ABSTRACTWith its dynamic narrative, Shawn Wong's Homebase recounts the story of four generations of a Chinese family searching for a homebase on the land of the United States. Personal experiences, family chronicles, and Chinese American history are portrayed through various forms, including short stories, correspondences, student essays, memories, and dreams. A major theme of the novel is geographically and spiritually “reclaiming America,” or attempts by Chinese Americans to make the United States their “real” home. The protagonist's way to reclaim America involves revisiting landmarks and other places in the United States where his father and grandfather had traveled, through which he tries to discover the meaning of his own life in the United States and thereby to find his personal identity and home in this country.

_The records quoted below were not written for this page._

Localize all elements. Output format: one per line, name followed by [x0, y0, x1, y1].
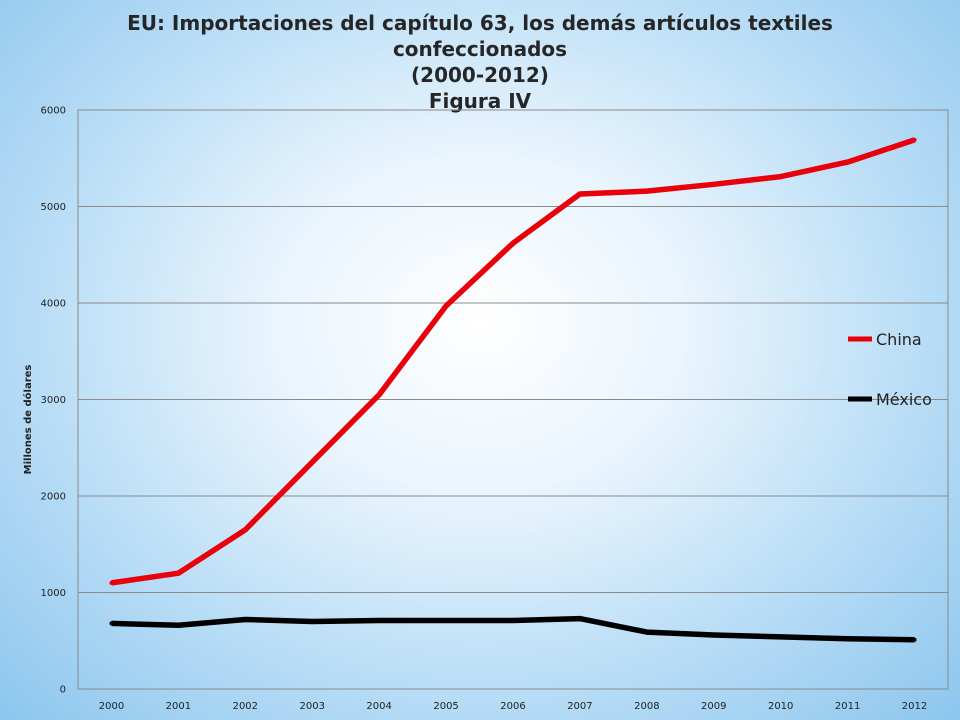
data-point: [377, 392, 382, 397]
data-point: [778, 174, 783, 179]
x-tick-label: 2002: [233, 701, 258, 712]
data-point: [511, 618, 515, 623]
series-lines: [109, 137, 917, 643]
data-point: [711, 182, 716, 187]
data-point: [176, 623, 181, 628]
x-tick-label: 2012: [902, 701, 927, 712]
data-point: [778, 634, 783, 639]
y-axis-label: Millones de dólares: [22, 365, 34, 475]
x-tick-label: 2004: [366, 701, 391, 712]
y-tick-label: 4000: [41, 299, 66, 310]
data-point: [711, 632, 716, 637]
data-point: [912, 637, 917, 642]
data-point: [109, 580, 114, 585]
x-tick-label: 2006: [500, 701, 525, 712]
x-tick-label: 2009: [701, 701, 726, 712]
gridlines: [78, 109, 948, 593]
legend: China México: [848, 330, 932, 409]
y-axis-ticks: 0 1000 2000 3000 4000 5000 6000: [41, 106, 66, 696]
x-tick-label: 2001: [166, 701, 191, 712]
y-tick-label: 3000: [41, 395, 66, 406]
y-tick-label: 1000: [41, 588, 66, 599]
x-tick-label: 2000: [99, 701, 124, 712]
data-point: [912, 137, 917, 142]
data-point: [109, 621, 114, 626]
x-tick-label: 2003: [300, 701, 325, 712]
data-point: [444, 303, 449, 308]
title-line-3: (2000-2012): [411, 63, 549, 87]
x-axis-ticks: 2000 2001 2002 2003 2004 2005 2006 2007 2008 2009…: [99, 701, 928, 712]
x-tick-label: 2005: [433, 701, 458, 712]
data-point: [444, 618, 449, 623]
data-point: [577, 616, 582, 621]
title-line-1: EU: Importaciones del capítulo 63, los d…: [127, 11, 833, 35]
chart-title: EU: Importaciones del capítulo 63, los d…: [0, 10, 960, 114]
data-point: [176, 571, 181, 576]
plot-area: [77, 109, 949, 690]
y-tick-label: 5000: [41, 202, 66, 213]
y-tick-label: 2000: [41, 492, 66, 503]
legend-label: China: [876, 330, 922, 349]
data-point: [845, 160, 850, 165]
data-point: [310, 619, 315, 624]
data-point: [644, 189, 649, 194]
data-point: [310, 460, 315, 465]
data-point: [511, 241, 515, 246]
data-point: [644, 630, 649, 635]
title-line-4: Figura IV: [428, 89, 532, 113]
y-tick-label: 0: [60, 685, 66, 696]
data-point: [845, 636, 850, 641]
x-tick-label: 2007: [567, 701, 592, 712]
title-line-2: confeccionados: [392, 37, 568, 61]
data-point: [377, 618, 382, 623]
y-tick-label: 6000: [41, 106, 66, 117]
x-tick-label: 2011: [835, 701, 860, 712]
data-point: [243, 527, 248, 532]
legend-label: México: [876, 390, 932, 409]
data-point: [243, 617, 248, 622]
x-tick-label: 2010: [768, 701, 793, 712]
x-tick-label: 2008: [634, 701, 659, 712]
data-point: [577, 191, 582, 196]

In drawing the topography of Chinese American history, Shawn Wong not only inscribed Chinese American presence on those places where the protagonist's forefathers had lived and worked, but also used legends to implant their heritage into those soils. Shawn Wong hopes that through his writing he can build for Chinese Americans a history, a cultural foundation with myths and legends of their own. Only when a people's myths spread over the land they inhabit can the land truly be considered theirs. The Chinese American identity shaped in Homebase is heroism, rooted in the ethnic identity of the male Chinese American in the American West, and this is the “home” that the protagonist as well as many other Chinese Americans ever quest for.